In the television show "Cosmos", the writers and host Neil deGrasse Tyson implied that the atmosphere on Venus was due to a runaway greenhouse gas effect. They also said Giordano Bruno was a martyr for astronomy and that Saturn was the 'jewel' of the solar system.
The only one of those partially correct is that Earth has a variety of factors that make our built-in atmospheric carbon dioxide regulator work where the one on Venus does not – including geologic cycles that churn up the planet's rocky surface. We also have gravity that keeps hydrogen from escaping into space after solar radiation breaks them, as happens on Venus.
Essentially, Earth is 'just right' and a cultural metaphor is often the "Goldilocks" story, where a difficult-to-please intruder isn't happy with 66% of everything she encounters during a home invasion. Until she finds something 'just right'.
Researchers from USC and Nanjing University say water isn't the prime reason that we don't have a CO2 atmosphere and sulfuric rain clouds, like Venus has - they say that "fresh" rock pushed to the surface via mountain formation effectively acts as a kind of sponge, soaking up CO2.
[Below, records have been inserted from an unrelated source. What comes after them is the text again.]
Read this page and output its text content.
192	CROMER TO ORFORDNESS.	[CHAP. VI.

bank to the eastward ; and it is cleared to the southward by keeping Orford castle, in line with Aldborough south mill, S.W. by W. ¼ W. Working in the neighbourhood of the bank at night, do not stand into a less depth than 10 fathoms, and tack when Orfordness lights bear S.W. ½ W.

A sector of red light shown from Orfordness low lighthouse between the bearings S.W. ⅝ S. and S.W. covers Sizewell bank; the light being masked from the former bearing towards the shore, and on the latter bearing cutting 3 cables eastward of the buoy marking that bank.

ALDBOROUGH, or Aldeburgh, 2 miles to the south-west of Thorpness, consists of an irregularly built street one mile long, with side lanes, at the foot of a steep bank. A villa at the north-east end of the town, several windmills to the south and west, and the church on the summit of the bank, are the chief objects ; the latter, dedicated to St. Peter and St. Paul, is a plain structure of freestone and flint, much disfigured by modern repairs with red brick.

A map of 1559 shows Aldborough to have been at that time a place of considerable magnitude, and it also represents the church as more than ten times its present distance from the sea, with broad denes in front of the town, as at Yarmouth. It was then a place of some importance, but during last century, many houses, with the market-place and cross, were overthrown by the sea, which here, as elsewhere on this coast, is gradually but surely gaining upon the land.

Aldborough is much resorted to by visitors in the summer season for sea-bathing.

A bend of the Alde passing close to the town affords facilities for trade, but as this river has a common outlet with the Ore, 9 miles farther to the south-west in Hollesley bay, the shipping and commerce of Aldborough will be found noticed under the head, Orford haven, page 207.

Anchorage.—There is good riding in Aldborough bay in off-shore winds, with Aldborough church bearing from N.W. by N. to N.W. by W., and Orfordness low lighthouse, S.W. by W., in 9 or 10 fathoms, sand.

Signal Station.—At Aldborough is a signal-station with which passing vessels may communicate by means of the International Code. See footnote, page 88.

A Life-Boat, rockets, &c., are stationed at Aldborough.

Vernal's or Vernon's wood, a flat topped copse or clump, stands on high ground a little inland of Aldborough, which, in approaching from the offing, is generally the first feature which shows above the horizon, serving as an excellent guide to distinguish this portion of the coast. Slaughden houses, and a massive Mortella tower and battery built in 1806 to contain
Goldilocks eventually settled in when things were just right. So did life in this solar system. Sorry, Saturn, you aren't the jewel of anything. Link: usborne.com
If this rock formation were too quick, it would deplete atmospheric CO2 levels to a point that we would have Global Cooling within a few million years. Too slow and the CO2 from volcanoes might not be offset by water alone. So the researchers say "fresh" rock exposed by uplift also emits carbon through a chemical weathering process, which replenishes the atmospheric carbon dioxide at a comparable rate. Rocks have not been implicated in global warming to-date.
"Our presence on Earth is dependent upon this carbon cycle. This is why life is able to survive," said Mark Torres, lead author of the paper and a doctoral fellow at USC.
While human-made atmospheric carbon dioxide increases are currently driving significant changes in the Earth's climate, the geologic system has kept things balanced for million of years.
"The Earth is a bit like a big, natural recycler," West said. Torres and West studied rocks taken from the Andes mountain range in Peru and found that weathering processes affecting rocks released far more carbon than previously estimated, which motivated them to consider the global implications of CO2 release during mountain formation.
The researchers noted that rapid erosion in the Andes unearths abundant pyrite — the shiny mineral known as "fool's gold" because of its deceptive appearance — and its chemical breakdown produces acids that release CO2 from other minerals. These observations motivated them to consider the global implications of CO2 release during mountain formation.
Like many other large mountain ranges, such as the great Himalayas, the Andes began to form during the Cenozoic period, which began about 60 million years ago and happened to coincide with a major perturbation in the cycling of atmospheric carbon dioxide. Using marine records of the long-term carbon cycle, Torres, West, and Li reconstructed the balance between CO2 release and uptake caused by the uplift of large mountain ranges and found that the release of CO2 release by rock weathering may have played a large, but thus far unrecognized, role in regulating the concentration of atmospheric carbon dioxide over the last roughly 60 million years.